While the armed forces always stood at the ready, they were not deployed. Ordinary civil organization and resources, and ordinary goodwill and competence among the citizenry were all that was necessary to deal with the crisis.
So you see, I know how my neighbours will respond when they are confronted with disaster, and I sleep soundly in my little inner-city apartment, confident that in an emergency, reason and common sense will prevail. Minor crisis, such as the big northeastern blackout of 2003, confirmed this (At most intersections, civilians spontaneously volunteered to direct traffic. Since police know this will happen, they keep a supply of fluorescent jackets and hand-held stop signs to give to them, then make sure they are relieved by other volunteers after an hour. I learned this, because I was one of the spontaneous volunteers). For the most part, I am surrounded by fair and competent people. I know, from day-to-day knowledge and inquiry, that these co-operative and rational customs and values are here for me, ready to spring into action when they are needed. These are the values of free human beings.
That’s why the disaster of Hurricane Katrina, which required the first North American evacuation to exceed the Mississauga one in scale, both disgusted and frightened me. Those rational customs and values were not there. Where were the Americans that I had known and respected? The competent, resilient, co-operative and irrepressibly optimistic Americans that all of us in Canada had known, and sometimes envied, for the century and a half of our history, seemed to have vanished. What happened to them?
The chaos and incompetence that characterized the Katrina disaster was more than just a demonstration of the perfidy of George W. Bush, Jr.’s presidency. That aspect of it is well documented. We all know that the United States is ruled by a nest of cockroaches, with George W. Bush as Chief Cockroach. They not only neglected, but virtually dismantled the city’s civil defenses, sabotaging efforts to maintain the levees, in order to satisfy patronage interests. They turned FEMA into a useless organization, by destroying its administrative autonomy and then packing it with incompetent political hacks. They dismissed the disaster, of which they had received ample warning from professionals, as unimportant, until public anger forced them to give it attention. But why did this come as a surprise to anyone?

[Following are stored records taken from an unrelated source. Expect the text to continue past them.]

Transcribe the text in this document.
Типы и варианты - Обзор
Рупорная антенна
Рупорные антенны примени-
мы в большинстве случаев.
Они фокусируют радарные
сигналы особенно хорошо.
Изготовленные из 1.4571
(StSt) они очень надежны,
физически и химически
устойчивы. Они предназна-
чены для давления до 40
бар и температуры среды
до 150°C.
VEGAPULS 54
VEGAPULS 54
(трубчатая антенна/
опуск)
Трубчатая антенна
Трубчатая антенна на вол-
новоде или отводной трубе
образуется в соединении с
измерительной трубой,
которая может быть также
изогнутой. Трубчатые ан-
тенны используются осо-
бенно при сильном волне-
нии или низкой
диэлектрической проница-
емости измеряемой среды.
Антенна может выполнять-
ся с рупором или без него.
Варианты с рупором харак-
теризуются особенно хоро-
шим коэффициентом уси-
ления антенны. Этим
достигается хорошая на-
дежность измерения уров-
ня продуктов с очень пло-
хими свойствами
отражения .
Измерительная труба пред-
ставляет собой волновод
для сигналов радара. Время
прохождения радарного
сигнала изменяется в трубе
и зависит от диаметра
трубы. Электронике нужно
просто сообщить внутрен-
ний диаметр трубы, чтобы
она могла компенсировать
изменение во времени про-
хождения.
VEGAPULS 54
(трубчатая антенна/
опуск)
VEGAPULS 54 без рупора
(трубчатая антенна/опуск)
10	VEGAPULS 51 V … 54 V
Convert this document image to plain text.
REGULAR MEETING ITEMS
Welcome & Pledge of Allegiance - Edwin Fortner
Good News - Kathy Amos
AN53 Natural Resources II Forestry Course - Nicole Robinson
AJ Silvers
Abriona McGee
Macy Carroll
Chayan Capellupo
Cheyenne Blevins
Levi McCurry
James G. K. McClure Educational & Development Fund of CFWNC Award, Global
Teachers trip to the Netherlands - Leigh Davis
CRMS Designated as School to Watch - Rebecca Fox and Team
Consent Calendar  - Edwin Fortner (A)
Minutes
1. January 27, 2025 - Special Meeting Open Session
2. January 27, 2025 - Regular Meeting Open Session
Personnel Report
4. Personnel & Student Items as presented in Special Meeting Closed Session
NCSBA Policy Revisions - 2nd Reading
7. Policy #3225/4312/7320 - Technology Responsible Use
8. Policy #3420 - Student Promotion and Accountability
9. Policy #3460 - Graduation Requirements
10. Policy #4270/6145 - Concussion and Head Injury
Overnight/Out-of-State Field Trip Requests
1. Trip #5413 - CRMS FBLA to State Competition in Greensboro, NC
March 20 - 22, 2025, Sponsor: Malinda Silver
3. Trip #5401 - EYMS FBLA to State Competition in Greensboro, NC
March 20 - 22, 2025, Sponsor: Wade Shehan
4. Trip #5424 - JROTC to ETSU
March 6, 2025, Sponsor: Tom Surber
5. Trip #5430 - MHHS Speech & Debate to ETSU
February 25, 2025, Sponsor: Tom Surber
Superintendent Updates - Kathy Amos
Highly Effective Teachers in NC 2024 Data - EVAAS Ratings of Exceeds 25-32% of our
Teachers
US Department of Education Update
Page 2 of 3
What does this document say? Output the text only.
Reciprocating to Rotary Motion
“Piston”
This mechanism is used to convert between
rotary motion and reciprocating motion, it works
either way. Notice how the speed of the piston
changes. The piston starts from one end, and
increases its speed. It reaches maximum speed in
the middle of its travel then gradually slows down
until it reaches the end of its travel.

We’re talking about the hoodlums who attempted to sell control of America’s port facilities to the Persian Gulf princes who financed and sheltered the 9/11 terrorists. We’re talking about the same hoodlums who had already handed over most of America’s wealth to the Communist Party in Beijing, and the hoodlums who had come to power by subverting America’s democracy. Why would anyone imagine that such creatures would take care of them in an emergency?